Shares of iconic cosmetics company Revlon (NYSE:REV) were lower by as much as 10.5% on May 10. The cause of the decline was the company's first-quarter 2021 earnings update. Although the company pegged the results as its best first quarter in five years, it was hardly a smashing success.  

So what

Revlon's sales in the first quarter of 2021 came in at $445 million, down about 2% or so from the first quarter of 2020. That, however, was a sequential improvement from the fourth quarter when sales were down roughly 10% year over year.

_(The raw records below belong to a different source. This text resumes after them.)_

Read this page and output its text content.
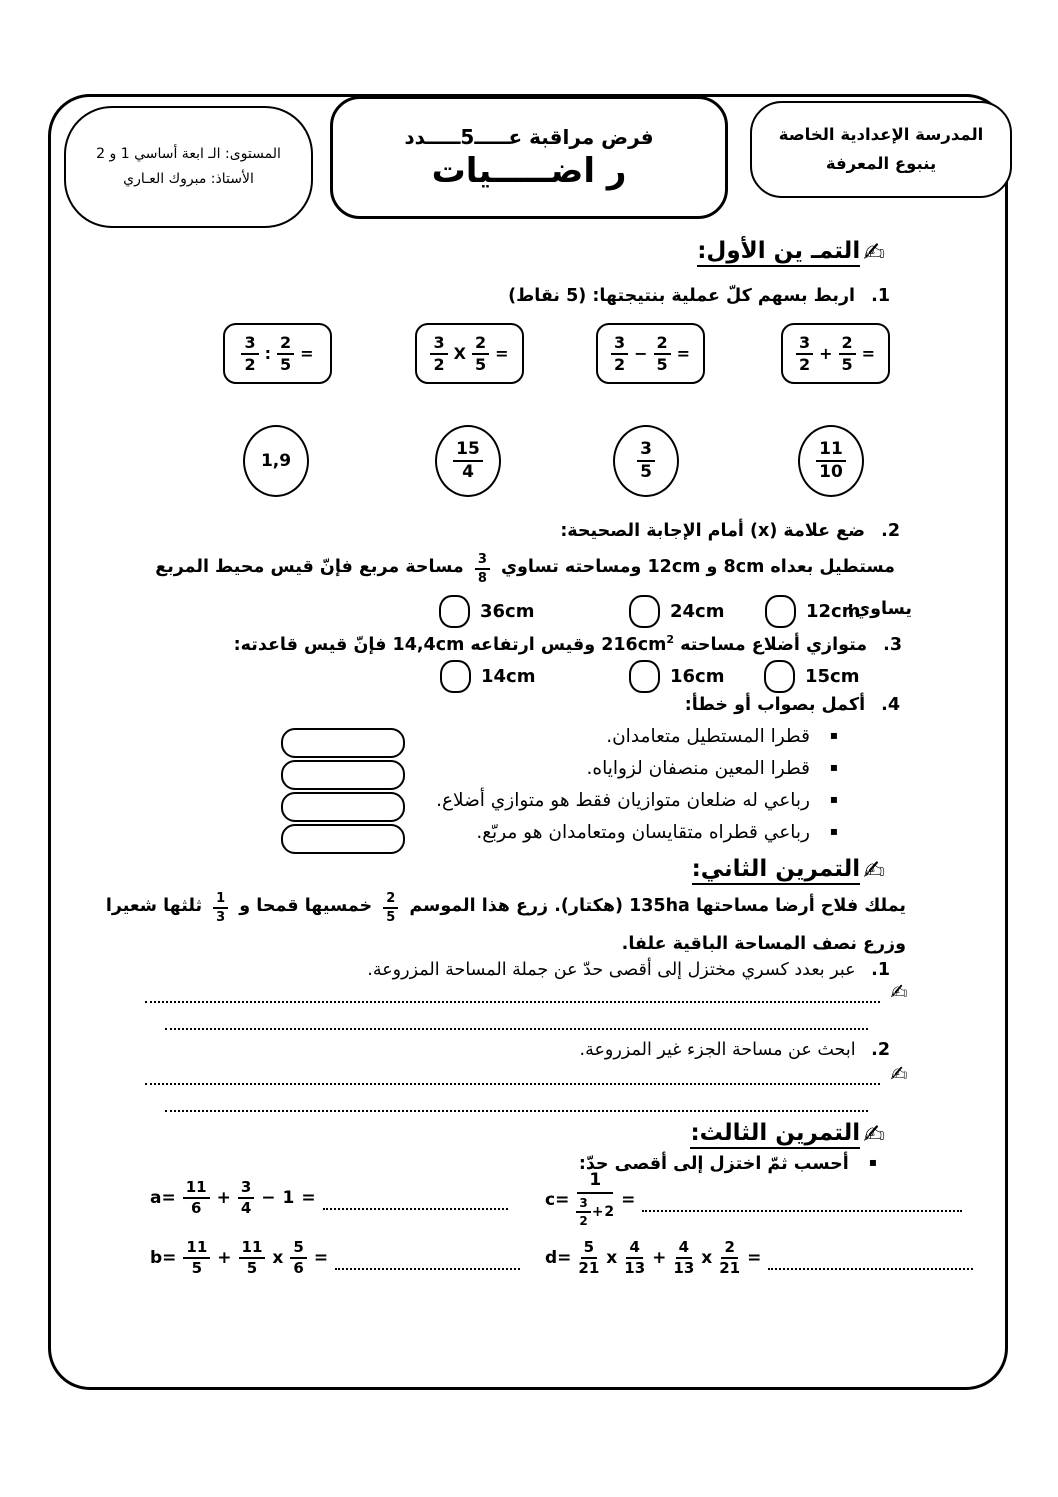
المدرسة الإعدادية الخاصة
ينبوع المعرفة
فرض مراقبة عـــــ5ـــــدد
ر اضـــــيات
المستوى: الـ ابعة أساسي 1 و 2
الأستاذ: مبروك العـاري
✍
التمـ ين الأول:
1. اربط بسهم كلّ عملية بنتيجتها: (5 نقاط)
$\frac{3}{2}$ : $\frac{2}{5}$ =	$\frac{3}{2}$ X $\frac{2}{5}$ =	$\frac{3}{2} - \frac{2}{5}$ =	$\frac{3}{2} + \frac{2}{5}$ =
1,9	$\frac{15}{4}$	$\frac{3}{5}$	$\frac{11}{10}$
2. ضع علامة (x) أمام الإجابة الصحيحة:
مستطيل بعداه 8cm و 12cm ومساحته تساوي
$\frac{3}{8}$
مساحة مربع فإنّ قيس محيط المربع
يساوي:
12cm
24cm
36cm
3. متوازي أضلاع مساحته $216cm^2$ وقيس ارتفاعه 14,4cm فإنّ قيس قاعدته:
15cm
16cm
14cm
4. أكمل بصواب أو خطأ:
▪ قطرا المستطيل متعامدان.
▪ قطرا المعين منصفان لزواياه.
▪ رباعي له ضلعان متوازيان فقط هو متوازي أضلاع.
▪ رباعي قطراه متقايسان ومتعامدان هو مربّع.
✍
التمرين الثاني:
يملك فلاح أرضا مساحتها 135ha (هكتار). زرع هذا الموسم
$\frac{2}{5}$
خمسيها قمحا و
$\frac{1}{3}$
ثلثها شعيرا
وزرع نصف المساحة الباقية علفا.
1. عبر بعدد كسري مختزل إلى أقصى حدّ عن جملة المساحة المزروعة.
✍
2. ابحث عن مساحة الجزء غير المزروعة.
✍
✍
التمرين الثالث:
▪ أحسب ثمّ اختزل إلى أقصى حدّ:
$a= \frac{11}{6} + \frac{3}{4} - 1$ =	c=
1
$\frac{3}{2} + 2$
=
$b= \frac{11}{5} + \frac{11}{5}$ x $\frac{5}{6}$ =	$d= \frac{5}{21}$ x $\frac{4}{13} + \frac{4}{13}$ x $\frac{2}{21}$ =
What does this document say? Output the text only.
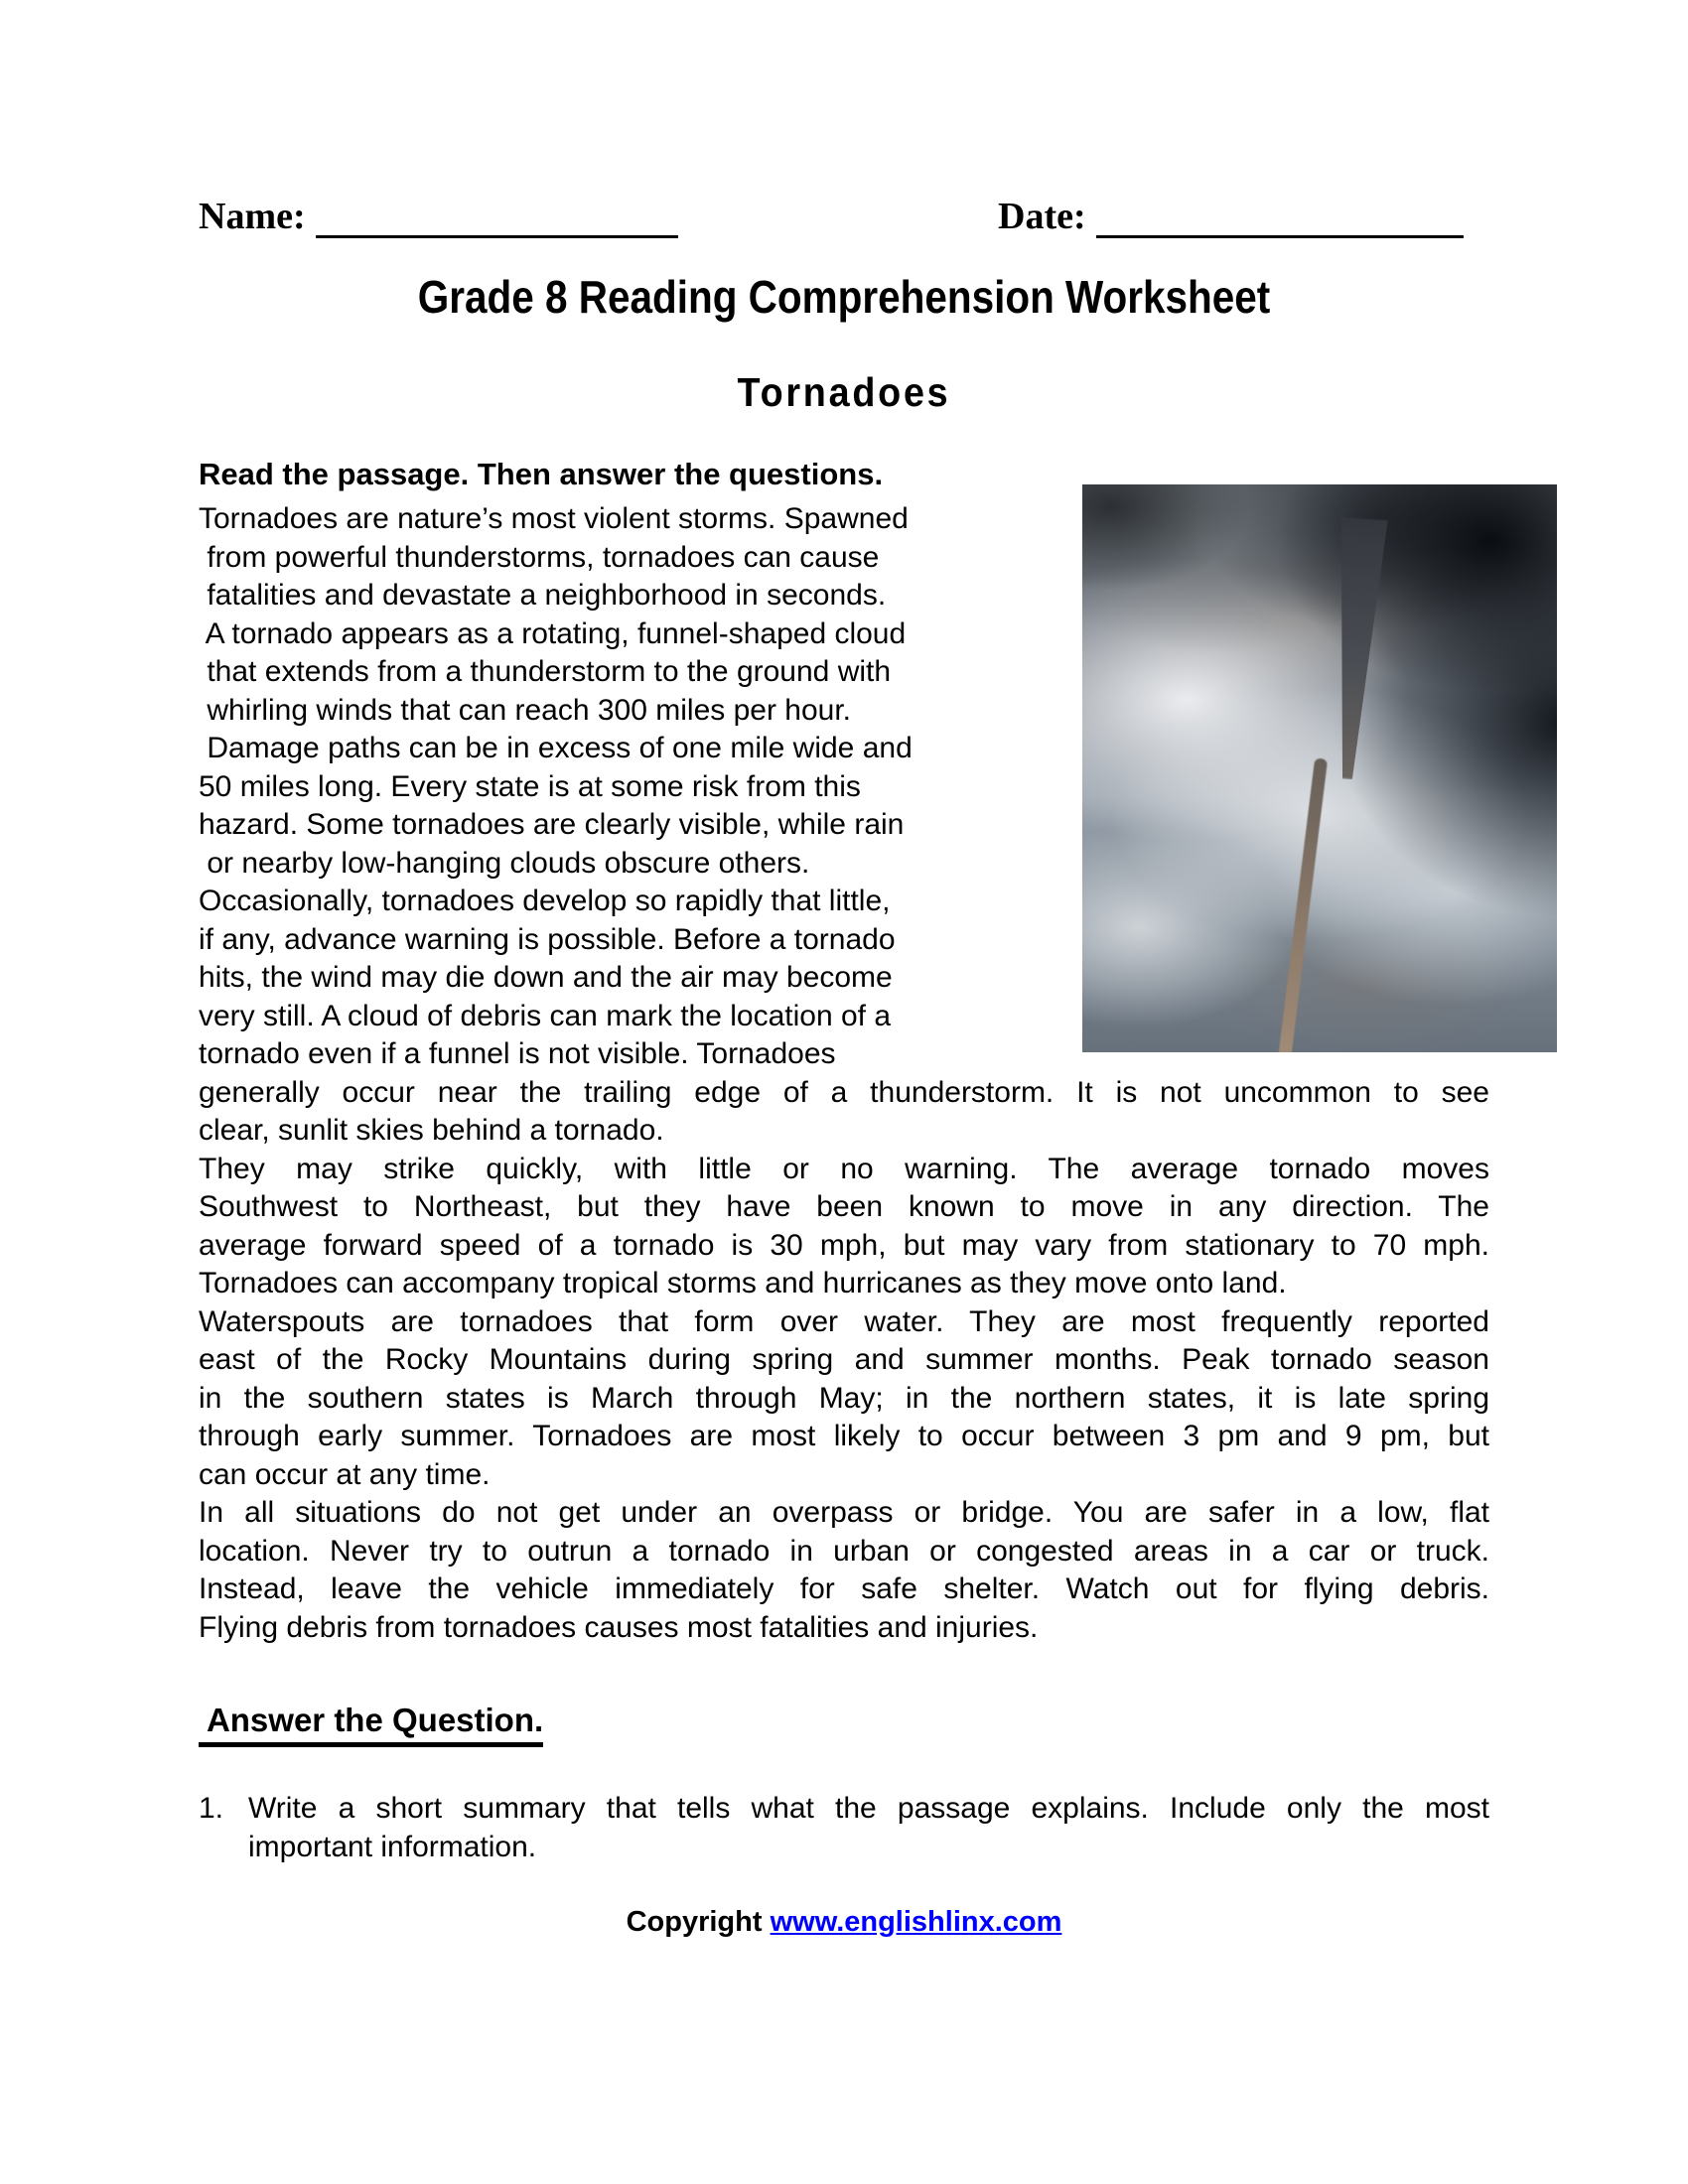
Name:	Date:
Grade 8 Reading Comprehension Worksheet
Tornadoes
Read the passage. Then answer the questions.
Tornadoes are nature’s most violent storms. Spawned
from powerful thunderstorms, tornadoes can cause
fatalities and devastate a neighborhood in seconds.
A tornado appears as a rotating, funnel-shaped cloud
that extends from a thunderstorm to the ground with
whirling winds that can reach 300 miles per hour.
Damage paths can be in excess of one mile wide and
50 miles long. Every state is at some risk from this
hazard. Some tornadoes are clearly visible, while rain
or nearby low-hanging clouds obscure others.
Occasionally, tornadoes develop so rapidly that little,
if any, advance warning is possible. Before a tornado
hits, the wind may die down and the air may become
very still. A cloud of debris can mark the location of a
tornado even if a funnel is not visible. Tornadoes
generally occur near the trailing edge of a thunderstorm. It is not uncommon to see
clear, sunlit skies behind a tornado.
They may strike quickly, with little or no warning. The average tornado moves
Southwest to Northeast, but they have been known to move in any direction. The
average forward speed of a tornado is 30 mph, but may vary from stationary to 70 mph.
Tornadoes can accompany tropical storms and hurricanes as they move onto land.
Waterspouts are tornadoes that form over water. They are most frequently reported
east of the Rocky Mountains during spring and summer months. Peak tornado season
in the southern states is March through May; in the northern states, it is late spring
through early summer. Tornadoes are most likely to occur between 3 pm and 9 pm, but
can occur at any time.
In all situations do not get under an overpass or bridge. You are safer in a low, flat
location. Never try to outrun a tornado in urban or congested areas in a car or truck.
Instead, leave the vehicle immediately for safe shelter. Watch out for flying debris.
Flying debris from tornadoes causes most fatalities and injuries.
Answer the Question.
1. Write a short summary that tells what the passage explains. Include only the most
important information.
Copyright www.englishlinx.com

Still, Wall Street had been anticipating $520 million on the top line, so Revlon missed expectations in a pretty notable way. And it's worth noting that the sequential improvement was merely from bad to less bad, which isn't exactly a great outcome despite being, directionally speaking, a good sign.    

A man visibly upset with computer screens with stock charts on them in the background.

Image source: Getty Images.

Meanwhile, on the bottom line, Revlon's adjusted loss was $1.55 per share. That was notably worse than the adjusted loss of $1.22 per share in the first quarter of 2020 and Wall Street consensus estimates of $1.08 per share of red ink. Although the company noted strength in higher-end fare, its mass channel products lagged. And apparently by enough to drag down the broader business as Revlon looks to work its way back from the impacts of the coronavirus pandemic while also continuing to implement broader turnaround efforts that have been under way for a number of years.  

Now what

In fact, Revlon announced its Global Growth Accelerator Program today, yet another restructuring effort to get the company off of its back foot. This plan is basically a continuation of the old one, extended out to 2023. If that news hadn't been accompanied by worse-than-expected top- and bottom-line performances perhaps investors would have welcomed it, but it is clear that Revlon is still a work in progress. The pandemic, meanwhile, hasn't made the turnaround any easier. All in, Wall Street wasn't in the mood to invest in this consumer discretionary sector fixer-upper today and, perhaps, for good reason.